All request and response types are auto-generated from the OpenAPI spec into go/types_gen.go in the titan-api/sdks monorepo. A GitHub Actions workflow regenerates the file automatically whenever the spec changes. Import types directly from the module:
import titan "github.com/titan-api/titan-sdk-go"
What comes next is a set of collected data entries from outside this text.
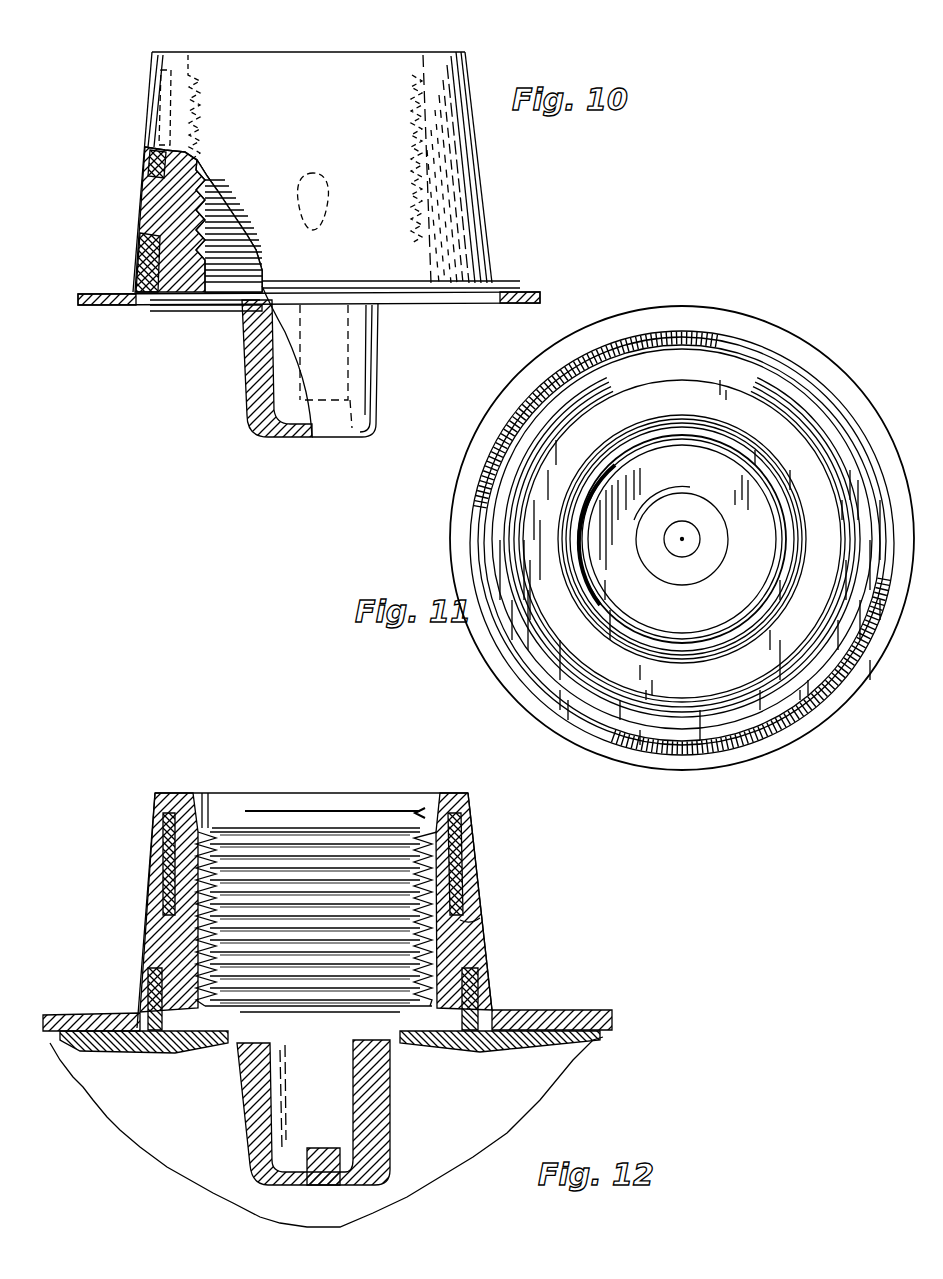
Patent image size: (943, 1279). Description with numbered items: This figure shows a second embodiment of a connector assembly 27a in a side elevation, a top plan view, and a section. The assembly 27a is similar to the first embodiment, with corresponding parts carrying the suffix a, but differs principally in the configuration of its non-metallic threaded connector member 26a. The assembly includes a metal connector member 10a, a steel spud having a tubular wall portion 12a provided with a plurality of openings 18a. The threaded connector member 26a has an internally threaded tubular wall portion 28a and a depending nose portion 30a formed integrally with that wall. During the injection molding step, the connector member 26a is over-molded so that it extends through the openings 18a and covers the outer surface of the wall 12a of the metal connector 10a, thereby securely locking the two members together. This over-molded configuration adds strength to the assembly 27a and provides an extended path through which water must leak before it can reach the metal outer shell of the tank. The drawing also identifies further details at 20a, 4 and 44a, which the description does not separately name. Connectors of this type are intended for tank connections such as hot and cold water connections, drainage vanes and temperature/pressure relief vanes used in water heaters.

In FIG. 10, the threaded connector member 26a is at (292, 48).
In FIG. 12, the threaded connector member 26a is at (316, 791).
In FIG. 10, the connector assembly 27a is at (498, 213).
In FIG. 11, the connector assembly 27a is at (446, 534).
In FIG. 12, the connector assembly 27a is at (498, 952).
In FIG. 10, the internally threaded tubular wall portion 28a is at (224, 212).
In FIG. 12, the internally threaded tubular wall portion 28a is at (225, 858).
In FIG. 10, the tubular wall portion 12a is at (148, 163).
In FIG. 12, the tubular wall portion 12a is at (471, 848).
In FIG. 10, the metal connector member 10a is at (142, 256).
In FIG. 10, the lower rib / seal 20a is at (178, 312).
In FIG. 12, the lower rib / seal 20a is at (466, 1032).
In FIG. 10, the depending nose portion 30a is at (376, 378).
In FIG. 11, the depending nose portion 30a is at (712, 471).
In FIG. 12, the openings 18a is at (470, 922).
In FIG. 12, the flange 4 is at (482, 1012).
In FIG. 12, the socket 44a is at (240, 1106).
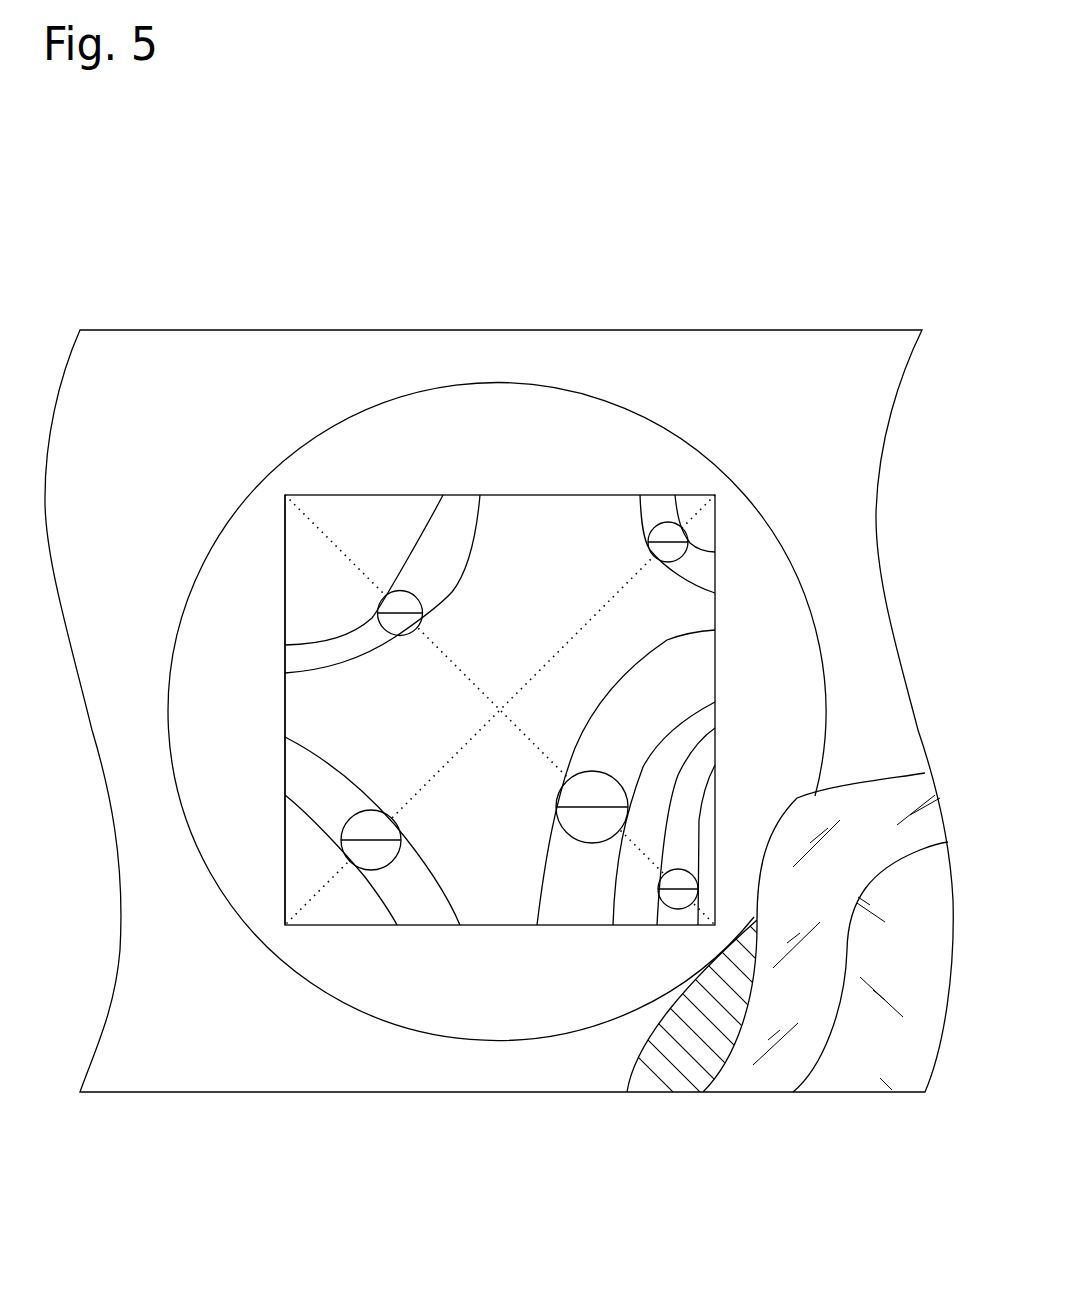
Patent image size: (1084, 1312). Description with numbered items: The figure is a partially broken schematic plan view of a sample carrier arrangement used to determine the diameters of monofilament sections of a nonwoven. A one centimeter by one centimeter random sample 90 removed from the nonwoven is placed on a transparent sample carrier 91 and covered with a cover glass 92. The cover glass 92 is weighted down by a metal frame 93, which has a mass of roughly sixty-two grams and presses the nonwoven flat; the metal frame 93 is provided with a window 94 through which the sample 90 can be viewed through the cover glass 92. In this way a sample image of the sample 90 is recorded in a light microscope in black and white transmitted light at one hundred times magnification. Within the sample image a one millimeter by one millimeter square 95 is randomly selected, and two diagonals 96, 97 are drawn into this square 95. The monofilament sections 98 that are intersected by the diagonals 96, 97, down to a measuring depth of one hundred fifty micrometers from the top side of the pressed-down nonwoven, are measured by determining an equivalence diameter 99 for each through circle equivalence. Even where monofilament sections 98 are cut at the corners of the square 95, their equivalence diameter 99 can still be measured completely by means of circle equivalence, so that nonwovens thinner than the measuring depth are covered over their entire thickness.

The random sample 90 is at (403, 483).
The transparent sample carrier 91 is at (900, 1005).
The cover glass 92 is at (353, 972).
The metal frame 93 is at (517, 1065).
The window 94 is at (288, 458).
The square 95 is at (285, 720).
The diagonal 96 is at (593, 618).
The diagonal 97 is at (445, 655).
The monofilament sections 98 is at (442, 552).
The equivalence diameter 99 is at (669, 541).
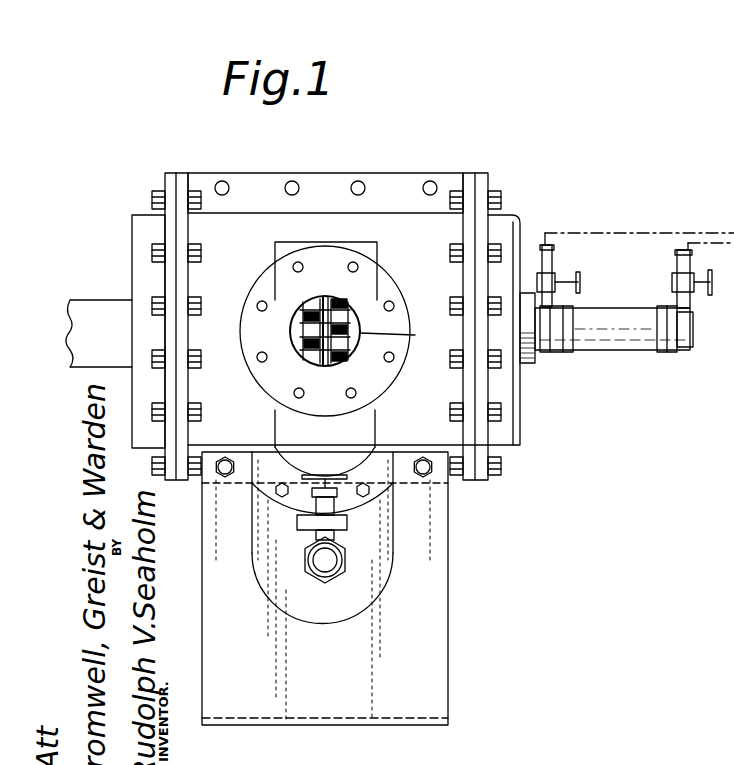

var req titan.SendMessageRequest

Deprecation warnings

The SDK reads Deprecation, Sunset, and Titan-SDK-Deprecation response headers automatically. When any of these headers appear, the SDK logs a warning once per client lifetime using the standard log package:
  • Deprecation: true — the API version you are calling is deprecated.
  • Sunset: <date> — the API version will be removed on the given date.
  • Titan-SDK-Deprecation — your installed module version is outdated.
If you use a structured logger, you can supply a custom logger via titan.WithLogger(...) to capture deprecation warnings in your existing log pipeline.